平凡な人生、だと思う。
これまで自分が歩んできた人生は。これと言って人に自慢出来るようなものでもない、だけど隠し立てするような後ろめたいものでもない。極々平凡なもの。



幼い頃、流魂街で暮らしていた時期は確かに色々と不自由もあったけれど。それでも死神になってからは何でもない当たり前の日常がきっといつまでも続いていくんだと、ずっとそう思い込んでいた。皆と一緒ならば在り来たりな何の変化もない毎日でも構いはしない、ずっとそう思ってきた。それ以上の欲を望んだことなどただの一度も無い。わたしは今のままで十分幸せだったのだから。















今日もいつもと変わらない長い長い一日がようやく終わりを告げようとしていたそんな矢先、それは本当に突然に起こった。
そう、わたしの願うほんのささやかな幸せをあっさりと奪い去ってしまうような惨劇が。






《緊急招集!緊急招集!各隊隊長は即時一番隊舎に集合願います!!》





耳にこびり付くようなけたたましい警鐘の音が廷内に響き渡る。これが唯事でないことは誰もが察し、息を殺してその内容の続きに耳を傾けた。
それはわたしも、そして目の前で湯呑みを片手に一息ついていた羅武も例外ではなかった。





《九番隊に異常事態!九番隊隊長、六車拳西 及び副隊長、久南白の霊圧反応消失!それにより緊急の―――》





今朝、真子の口から流魂街での変死事件の調査に拳西達が向かったという話を聞いたばかりだ。嫌な予感がした。

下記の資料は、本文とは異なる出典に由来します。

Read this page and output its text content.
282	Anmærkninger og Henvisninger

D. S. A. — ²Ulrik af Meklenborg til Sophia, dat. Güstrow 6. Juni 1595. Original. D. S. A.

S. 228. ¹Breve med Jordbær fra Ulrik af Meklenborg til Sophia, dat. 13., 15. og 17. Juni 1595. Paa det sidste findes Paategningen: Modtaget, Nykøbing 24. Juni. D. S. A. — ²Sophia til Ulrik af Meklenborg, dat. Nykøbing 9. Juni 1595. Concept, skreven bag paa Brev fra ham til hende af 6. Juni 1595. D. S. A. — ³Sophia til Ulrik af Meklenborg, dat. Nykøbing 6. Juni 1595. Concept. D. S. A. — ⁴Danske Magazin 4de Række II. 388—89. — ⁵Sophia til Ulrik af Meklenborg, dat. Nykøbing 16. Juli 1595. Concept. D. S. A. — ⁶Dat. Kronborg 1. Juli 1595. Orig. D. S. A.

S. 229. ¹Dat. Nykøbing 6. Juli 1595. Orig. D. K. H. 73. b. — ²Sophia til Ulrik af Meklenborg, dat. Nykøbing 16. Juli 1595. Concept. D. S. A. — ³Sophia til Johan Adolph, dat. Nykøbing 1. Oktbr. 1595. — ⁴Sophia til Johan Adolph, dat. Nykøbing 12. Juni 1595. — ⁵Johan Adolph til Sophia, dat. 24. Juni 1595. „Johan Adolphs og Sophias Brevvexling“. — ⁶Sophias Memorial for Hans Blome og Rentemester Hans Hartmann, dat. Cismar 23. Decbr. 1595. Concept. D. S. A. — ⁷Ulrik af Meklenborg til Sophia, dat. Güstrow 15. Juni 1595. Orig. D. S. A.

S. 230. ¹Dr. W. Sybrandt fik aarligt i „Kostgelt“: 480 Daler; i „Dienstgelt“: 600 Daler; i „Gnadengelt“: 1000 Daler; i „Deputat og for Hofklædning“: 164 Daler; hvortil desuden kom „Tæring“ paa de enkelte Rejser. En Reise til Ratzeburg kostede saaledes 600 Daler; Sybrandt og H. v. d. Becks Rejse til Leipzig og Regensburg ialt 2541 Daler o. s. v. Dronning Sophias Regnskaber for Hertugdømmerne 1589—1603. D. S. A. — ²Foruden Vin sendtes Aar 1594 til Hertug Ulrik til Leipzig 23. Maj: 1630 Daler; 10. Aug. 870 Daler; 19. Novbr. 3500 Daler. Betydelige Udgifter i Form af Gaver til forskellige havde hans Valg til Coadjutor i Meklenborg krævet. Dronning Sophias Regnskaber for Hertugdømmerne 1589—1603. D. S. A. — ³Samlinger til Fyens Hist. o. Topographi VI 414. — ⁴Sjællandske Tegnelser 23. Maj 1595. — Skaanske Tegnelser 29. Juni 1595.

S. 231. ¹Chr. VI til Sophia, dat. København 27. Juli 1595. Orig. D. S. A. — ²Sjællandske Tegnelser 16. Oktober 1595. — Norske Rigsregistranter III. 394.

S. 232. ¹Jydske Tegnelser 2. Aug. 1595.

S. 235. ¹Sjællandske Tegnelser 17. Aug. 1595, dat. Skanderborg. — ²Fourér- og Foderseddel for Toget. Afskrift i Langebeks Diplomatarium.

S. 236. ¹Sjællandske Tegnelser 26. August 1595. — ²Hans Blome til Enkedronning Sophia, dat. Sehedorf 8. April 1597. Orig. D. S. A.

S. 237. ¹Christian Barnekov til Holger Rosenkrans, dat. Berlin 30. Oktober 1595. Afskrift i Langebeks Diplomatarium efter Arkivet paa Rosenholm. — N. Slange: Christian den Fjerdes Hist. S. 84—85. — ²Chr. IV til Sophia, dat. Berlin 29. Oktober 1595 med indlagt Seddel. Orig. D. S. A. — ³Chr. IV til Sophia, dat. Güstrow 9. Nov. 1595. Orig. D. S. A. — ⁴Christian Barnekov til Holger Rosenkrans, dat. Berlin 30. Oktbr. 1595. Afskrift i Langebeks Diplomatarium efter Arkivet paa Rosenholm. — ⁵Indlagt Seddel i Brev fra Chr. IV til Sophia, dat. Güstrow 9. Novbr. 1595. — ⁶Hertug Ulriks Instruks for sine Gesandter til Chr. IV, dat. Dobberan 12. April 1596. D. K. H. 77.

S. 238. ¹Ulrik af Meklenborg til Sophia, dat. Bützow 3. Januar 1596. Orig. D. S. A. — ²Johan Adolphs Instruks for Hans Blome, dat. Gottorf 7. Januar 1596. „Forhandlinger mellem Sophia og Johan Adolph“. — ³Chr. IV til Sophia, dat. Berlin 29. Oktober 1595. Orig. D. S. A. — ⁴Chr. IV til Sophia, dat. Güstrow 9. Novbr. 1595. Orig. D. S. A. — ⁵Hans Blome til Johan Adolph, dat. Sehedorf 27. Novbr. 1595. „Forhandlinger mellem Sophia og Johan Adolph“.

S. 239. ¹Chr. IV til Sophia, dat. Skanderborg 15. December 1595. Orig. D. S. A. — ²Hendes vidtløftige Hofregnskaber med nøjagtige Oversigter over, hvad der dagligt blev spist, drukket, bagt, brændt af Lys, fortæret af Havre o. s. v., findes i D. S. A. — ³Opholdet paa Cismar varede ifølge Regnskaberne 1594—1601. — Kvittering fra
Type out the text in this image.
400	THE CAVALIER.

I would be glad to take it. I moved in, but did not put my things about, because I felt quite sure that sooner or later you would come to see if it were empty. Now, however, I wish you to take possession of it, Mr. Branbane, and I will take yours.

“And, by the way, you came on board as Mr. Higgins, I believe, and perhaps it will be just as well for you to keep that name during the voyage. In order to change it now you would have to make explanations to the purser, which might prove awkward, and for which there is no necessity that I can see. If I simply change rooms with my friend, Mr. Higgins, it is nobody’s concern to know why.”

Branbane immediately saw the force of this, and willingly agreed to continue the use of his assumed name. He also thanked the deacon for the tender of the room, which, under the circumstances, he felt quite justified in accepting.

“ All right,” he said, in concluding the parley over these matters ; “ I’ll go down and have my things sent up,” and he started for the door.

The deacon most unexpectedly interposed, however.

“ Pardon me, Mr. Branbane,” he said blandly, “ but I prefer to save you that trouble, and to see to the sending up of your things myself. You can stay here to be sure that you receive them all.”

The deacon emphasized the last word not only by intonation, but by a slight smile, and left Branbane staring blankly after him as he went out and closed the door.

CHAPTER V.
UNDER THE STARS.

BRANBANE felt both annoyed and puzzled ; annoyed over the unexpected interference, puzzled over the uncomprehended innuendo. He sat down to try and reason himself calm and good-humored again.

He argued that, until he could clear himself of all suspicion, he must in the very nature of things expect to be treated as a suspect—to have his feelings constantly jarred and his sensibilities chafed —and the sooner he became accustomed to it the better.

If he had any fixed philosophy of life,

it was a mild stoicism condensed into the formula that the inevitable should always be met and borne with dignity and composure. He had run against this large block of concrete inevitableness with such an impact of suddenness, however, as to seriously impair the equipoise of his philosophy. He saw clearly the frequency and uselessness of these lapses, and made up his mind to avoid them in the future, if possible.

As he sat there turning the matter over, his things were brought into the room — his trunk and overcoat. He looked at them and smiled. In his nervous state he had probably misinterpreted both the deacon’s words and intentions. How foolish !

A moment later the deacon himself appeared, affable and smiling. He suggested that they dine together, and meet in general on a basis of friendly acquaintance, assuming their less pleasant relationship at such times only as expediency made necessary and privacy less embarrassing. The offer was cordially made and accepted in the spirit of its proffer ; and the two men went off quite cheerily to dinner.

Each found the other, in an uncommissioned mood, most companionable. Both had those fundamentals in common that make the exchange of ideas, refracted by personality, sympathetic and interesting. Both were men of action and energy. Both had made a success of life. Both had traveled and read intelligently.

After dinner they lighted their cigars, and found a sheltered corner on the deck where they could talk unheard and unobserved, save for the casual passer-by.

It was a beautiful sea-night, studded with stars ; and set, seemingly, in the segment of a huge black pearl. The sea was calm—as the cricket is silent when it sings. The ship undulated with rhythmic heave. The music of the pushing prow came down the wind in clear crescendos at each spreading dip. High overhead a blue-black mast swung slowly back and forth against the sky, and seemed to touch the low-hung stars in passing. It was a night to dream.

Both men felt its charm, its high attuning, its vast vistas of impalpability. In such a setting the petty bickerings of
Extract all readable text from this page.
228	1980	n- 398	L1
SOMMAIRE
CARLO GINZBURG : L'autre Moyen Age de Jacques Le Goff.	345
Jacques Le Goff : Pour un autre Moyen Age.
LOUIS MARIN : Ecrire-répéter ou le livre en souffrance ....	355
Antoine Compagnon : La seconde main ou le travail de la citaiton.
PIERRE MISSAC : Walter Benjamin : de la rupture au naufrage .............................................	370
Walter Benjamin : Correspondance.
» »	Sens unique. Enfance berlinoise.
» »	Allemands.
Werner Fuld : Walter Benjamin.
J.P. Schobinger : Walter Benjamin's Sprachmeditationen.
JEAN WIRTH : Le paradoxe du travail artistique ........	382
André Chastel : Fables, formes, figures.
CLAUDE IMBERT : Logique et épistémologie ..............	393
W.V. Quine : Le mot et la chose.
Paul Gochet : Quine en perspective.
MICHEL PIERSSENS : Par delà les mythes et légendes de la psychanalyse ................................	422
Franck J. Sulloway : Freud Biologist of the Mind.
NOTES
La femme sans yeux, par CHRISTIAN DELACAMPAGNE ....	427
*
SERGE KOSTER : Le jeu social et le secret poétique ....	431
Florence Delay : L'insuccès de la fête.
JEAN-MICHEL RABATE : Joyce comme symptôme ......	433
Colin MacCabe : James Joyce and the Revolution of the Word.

どくり、心臓が嫌な音をたてた。書類を握り締めていた手にも力がこもる。信じられない気持ちと突き付けられた現実との狭間で居ても立ってもいられなくなり、黙り込む羅武をすがるように見つめた。





その時のわたしはただ心配するなと、拳西達は大丈夫だと、たった一言そう言って欲しかった。自分の意志に反してどうしようもなく騒ぎ立てるこの心音を誰かに鎮めて欲しかった。